President Lula, aged 80, is ahead in polls and considered one of this century’s most successful politicians. From factory worker to union leader to party founder, he made redistribution central to Brazilian democracy. Extreme poverty fell from 30 million in 2002 to under 7 million today. He governed from 2003 to 2011 and returned in 2023 after corruption convictions were annulled.

Trump rejects Lula’s push for Brazilian sovereignty. Lula wants Brazil to police anti-democratic disinformation, while Trump argues the US should have jurisdiction over Brazil’s information sphere. Another sovereignty issue concerns Brazil’s financial plumbing, specifically the Pix payments system.

Pix Payments System

Brazil’s Pix system allows instant payments between individuals, businesses, and government entities. In 2025, its total transaction volume reached $6.7tn. Like India, Brazil built this digital public infrastructure to reduce reliance on foreign-controlled payment networks and insulate domestic payments from external pressure or sanctions, effectively bypassing Visa and Mastercard-style systems and threatening their profits.

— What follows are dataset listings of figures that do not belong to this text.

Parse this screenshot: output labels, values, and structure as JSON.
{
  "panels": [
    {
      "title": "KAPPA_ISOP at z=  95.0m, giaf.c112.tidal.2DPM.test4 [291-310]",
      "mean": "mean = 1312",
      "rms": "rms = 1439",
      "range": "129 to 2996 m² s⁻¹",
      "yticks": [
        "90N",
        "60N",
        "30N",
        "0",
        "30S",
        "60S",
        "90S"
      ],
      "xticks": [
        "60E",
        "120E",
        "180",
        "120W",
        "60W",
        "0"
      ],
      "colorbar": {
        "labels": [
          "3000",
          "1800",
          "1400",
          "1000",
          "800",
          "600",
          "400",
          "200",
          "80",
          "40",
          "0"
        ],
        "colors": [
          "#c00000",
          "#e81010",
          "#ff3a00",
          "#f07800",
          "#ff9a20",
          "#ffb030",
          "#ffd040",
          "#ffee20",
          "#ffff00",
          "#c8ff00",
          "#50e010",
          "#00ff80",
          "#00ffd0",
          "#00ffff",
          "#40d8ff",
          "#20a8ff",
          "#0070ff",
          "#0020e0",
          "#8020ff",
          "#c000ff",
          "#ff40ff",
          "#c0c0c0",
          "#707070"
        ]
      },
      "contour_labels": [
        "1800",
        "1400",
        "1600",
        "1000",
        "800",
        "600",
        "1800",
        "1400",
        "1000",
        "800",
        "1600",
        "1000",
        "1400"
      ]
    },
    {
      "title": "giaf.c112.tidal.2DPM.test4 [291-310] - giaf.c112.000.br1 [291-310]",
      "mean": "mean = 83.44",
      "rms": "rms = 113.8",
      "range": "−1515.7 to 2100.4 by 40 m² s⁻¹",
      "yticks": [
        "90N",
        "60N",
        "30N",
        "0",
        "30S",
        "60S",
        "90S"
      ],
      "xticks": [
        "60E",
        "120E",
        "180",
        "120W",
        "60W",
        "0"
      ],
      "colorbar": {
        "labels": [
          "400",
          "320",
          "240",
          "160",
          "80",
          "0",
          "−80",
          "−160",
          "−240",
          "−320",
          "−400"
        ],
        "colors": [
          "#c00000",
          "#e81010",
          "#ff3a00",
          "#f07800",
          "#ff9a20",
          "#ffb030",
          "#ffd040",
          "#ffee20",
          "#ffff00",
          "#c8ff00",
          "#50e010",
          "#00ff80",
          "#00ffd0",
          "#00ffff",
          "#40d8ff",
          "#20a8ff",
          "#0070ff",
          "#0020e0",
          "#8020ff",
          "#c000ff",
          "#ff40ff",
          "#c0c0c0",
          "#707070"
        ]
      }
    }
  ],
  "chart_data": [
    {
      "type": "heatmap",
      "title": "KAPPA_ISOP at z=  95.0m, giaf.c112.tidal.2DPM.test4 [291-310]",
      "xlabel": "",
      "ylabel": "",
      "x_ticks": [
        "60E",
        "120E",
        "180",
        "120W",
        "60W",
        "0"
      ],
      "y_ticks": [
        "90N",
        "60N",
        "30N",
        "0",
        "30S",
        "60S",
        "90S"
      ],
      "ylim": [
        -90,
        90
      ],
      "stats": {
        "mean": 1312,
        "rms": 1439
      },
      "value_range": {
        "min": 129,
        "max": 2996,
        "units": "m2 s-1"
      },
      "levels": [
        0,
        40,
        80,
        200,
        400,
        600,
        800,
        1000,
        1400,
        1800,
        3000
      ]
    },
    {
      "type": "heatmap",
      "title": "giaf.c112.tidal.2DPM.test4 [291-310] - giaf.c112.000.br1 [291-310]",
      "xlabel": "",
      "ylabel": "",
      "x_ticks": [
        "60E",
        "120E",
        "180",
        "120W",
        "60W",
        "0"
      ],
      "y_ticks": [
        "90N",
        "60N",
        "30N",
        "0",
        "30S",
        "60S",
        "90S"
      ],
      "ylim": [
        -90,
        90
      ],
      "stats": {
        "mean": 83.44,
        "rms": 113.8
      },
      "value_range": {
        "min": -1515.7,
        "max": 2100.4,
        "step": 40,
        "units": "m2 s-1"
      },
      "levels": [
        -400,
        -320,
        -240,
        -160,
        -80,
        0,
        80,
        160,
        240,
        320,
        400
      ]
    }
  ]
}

According to economist Andres Arauz, a former minister in Ecuador’s left government, payments are data. Routed through US-linked networks, they become tools of surveillance and pressure. Kept national, they become infrastructure for sovereign AI development.

The real offence, the editorial argues, is not protectionism but autonomy. Brazil built a public payments system and asserted jurisdiction over US tech platforms. Trump has recast that sovereignty as unfair commercial discrimination, and Bolsonarism is willing to play along.